Das Blog der Visualisierung

2004 bis 2014: Wir lesen das Internet in RSS Feedreadern

Anfang der 2000er Jahre war bloggen das große neue Ding im Internet. Wortfeld hat in seiner Erinnerung an Blogger.com über diese Zeit geschrieben, als noch nicht alles Google gehörte.

Damals war die einzige Möglichkeit, jemandem zu folgen, indem man den rss-Feed seines Blogs abonnierte. Vielleicht zeigt diese Formulierung, warum sich die Technik – in dieser Form – nicht durchgesetzt hat. Denn folgen tut man Menschen und es ist scheinbar einfacher, sich den Strom aller Pressemitteilungen (etwa der Stadtwerke München) als Menschen vorzustellen, statt sich die Lebensäußerungen eines Menschen als XML-Stream einzuverleiben.

In diesen Jahren konnte es der alleinige Grund sein, sich einen Mac zu kaufen, denn zum Lesen der rss-Feeds gab es zunächst nur eine wirklich gute Software, nämlich NetNewsWire.

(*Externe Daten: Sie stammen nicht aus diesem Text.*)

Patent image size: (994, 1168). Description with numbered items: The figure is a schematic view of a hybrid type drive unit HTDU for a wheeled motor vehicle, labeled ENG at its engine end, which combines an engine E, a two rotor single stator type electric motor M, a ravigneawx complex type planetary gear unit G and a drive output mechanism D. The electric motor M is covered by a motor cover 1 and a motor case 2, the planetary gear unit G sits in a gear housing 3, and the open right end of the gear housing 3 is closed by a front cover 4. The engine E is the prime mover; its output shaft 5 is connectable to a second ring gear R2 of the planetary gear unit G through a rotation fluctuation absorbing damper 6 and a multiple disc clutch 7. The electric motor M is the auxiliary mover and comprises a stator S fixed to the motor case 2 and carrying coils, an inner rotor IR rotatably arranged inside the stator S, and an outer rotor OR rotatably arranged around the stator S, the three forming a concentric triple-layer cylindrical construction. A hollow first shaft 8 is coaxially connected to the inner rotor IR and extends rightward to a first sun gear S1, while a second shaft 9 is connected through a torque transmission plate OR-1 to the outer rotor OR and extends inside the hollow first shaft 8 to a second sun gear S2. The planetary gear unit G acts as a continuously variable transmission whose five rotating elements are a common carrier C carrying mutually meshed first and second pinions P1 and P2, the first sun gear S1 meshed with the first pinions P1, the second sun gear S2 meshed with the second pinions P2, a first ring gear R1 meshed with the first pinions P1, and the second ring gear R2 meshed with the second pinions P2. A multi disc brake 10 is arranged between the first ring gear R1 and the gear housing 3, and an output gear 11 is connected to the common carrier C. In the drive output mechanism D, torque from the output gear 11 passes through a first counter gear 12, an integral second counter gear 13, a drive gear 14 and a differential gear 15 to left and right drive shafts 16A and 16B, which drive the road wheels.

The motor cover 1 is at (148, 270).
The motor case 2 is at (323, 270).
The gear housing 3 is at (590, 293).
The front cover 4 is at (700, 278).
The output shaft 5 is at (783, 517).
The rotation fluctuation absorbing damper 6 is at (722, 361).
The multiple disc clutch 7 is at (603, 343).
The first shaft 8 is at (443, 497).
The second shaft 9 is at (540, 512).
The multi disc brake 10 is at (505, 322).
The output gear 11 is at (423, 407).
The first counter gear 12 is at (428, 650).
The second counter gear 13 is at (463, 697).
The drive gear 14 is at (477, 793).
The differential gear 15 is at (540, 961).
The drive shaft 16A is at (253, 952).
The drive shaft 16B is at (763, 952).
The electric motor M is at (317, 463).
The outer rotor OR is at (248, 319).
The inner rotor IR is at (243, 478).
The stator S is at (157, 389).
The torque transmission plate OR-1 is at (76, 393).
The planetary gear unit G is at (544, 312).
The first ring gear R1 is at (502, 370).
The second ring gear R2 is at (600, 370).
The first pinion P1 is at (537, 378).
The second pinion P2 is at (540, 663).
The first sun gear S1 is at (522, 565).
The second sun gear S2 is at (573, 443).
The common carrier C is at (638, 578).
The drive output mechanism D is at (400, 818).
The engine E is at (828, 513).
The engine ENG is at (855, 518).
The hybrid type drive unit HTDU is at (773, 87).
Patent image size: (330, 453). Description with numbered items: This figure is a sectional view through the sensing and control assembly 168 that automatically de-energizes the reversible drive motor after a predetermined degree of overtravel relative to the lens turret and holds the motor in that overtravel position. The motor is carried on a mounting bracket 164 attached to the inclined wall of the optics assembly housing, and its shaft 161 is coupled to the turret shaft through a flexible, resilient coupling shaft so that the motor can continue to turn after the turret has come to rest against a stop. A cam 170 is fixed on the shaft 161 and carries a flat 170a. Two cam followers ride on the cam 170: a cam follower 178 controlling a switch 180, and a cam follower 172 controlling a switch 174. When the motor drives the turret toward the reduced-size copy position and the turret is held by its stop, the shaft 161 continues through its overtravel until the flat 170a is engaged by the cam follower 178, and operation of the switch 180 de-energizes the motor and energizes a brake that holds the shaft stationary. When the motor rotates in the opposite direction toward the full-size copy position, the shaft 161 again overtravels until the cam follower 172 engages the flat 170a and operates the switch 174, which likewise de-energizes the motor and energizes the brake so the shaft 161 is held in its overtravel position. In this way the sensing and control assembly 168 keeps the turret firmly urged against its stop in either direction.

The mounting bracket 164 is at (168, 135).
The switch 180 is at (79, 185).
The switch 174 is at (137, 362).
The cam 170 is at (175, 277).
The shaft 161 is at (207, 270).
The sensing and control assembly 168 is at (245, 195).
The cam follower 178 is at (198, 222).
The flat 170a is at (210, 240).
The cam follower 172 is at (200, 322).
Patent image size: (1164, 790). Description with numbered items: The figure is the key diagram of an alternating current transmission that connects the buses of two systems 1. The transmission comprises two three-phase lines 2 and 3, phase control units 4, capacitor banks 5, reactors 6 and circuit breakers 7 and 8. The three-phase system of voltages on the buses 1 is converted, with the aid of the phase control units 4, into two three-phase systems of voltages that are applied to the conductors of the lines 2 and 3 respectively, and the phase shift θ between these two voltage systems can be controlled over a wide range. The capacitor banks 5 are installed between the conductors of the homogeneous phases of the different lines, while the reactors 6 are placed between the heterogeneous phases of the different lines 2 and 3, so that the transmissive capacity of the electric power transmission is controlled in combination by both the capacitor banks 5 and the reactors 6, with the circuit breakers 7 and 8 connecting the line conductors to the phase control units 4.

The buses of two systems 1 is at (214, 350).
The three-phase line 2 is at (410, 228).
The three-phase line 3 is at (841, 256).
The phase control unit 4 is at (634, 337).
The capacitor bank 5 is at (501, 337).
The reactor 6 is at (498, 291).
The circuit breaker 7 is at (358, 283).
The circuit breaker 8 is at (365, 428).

Das Programmsymbol von NetNewsWire 4

NetNewsWire ist eines der ganz wenigen Programme, die mir nie abgestürzt sind, und ich habe viele Stunden am Tag darin verbracht. Aber in den letzten Jahren immer weniger. Schuld daran ist auch, dass seit dem Tod von Google Reader NetNewsWire nicht mehr über alle Geräte synchronisiert. Und Programme, die das nicht tun, sind in der heutigen multi-device Welt einfach nutzlos. Die Älteren unter uns, die noch E-Mail lesen, mögen auf all ihren Geräten noch einmal POP statt IMAP verwenden und werden das keine 24 Stunden überleben. Es ist fraglich, ob NetNewsWire 4 jemals das beta Stadium verlässt und einen eigenen Sync-Dienst bekommt. 2015 könnte das Jahr werden, in dem ich das Programm überhaupt nicht mehr gestartet haben werde.

Heute kann man mit Twitter fast alles erledigen, was früher im RSS Reader stattfand, mal abgesehen davon, dass zum Bloggen sowieso niemand mehr Zeit hat. Feedreader leben als Podcast Clients weiter, für deren Bedienung man die Buchstaben rss nicht aussprechen muss. Podcasts funktionieren einfach, weil jedes Programm seinen eigenen Katalog mitbringt, aus dem man sich sein Programm (im Sinne von Sendung) auswählt.

Um den Kreis der Nostalgie zu schließen, blogge ich diese Erinnerung mit einer lokalen Installation der Software Movable Type 4.3, die daraus einen RSS 2.0 und einen Atom-Feed generieren wird. Seit einigen Jahren braucht man eine Browsererweiterung, um das als Leser überhaupt zu merken. Zur Sicherheit gucke ich gleich mal in NetNewsWire nach, ob der Feed auch wirklich funktioniert (das Programm wartet immer noch auf eine neue Folge 137).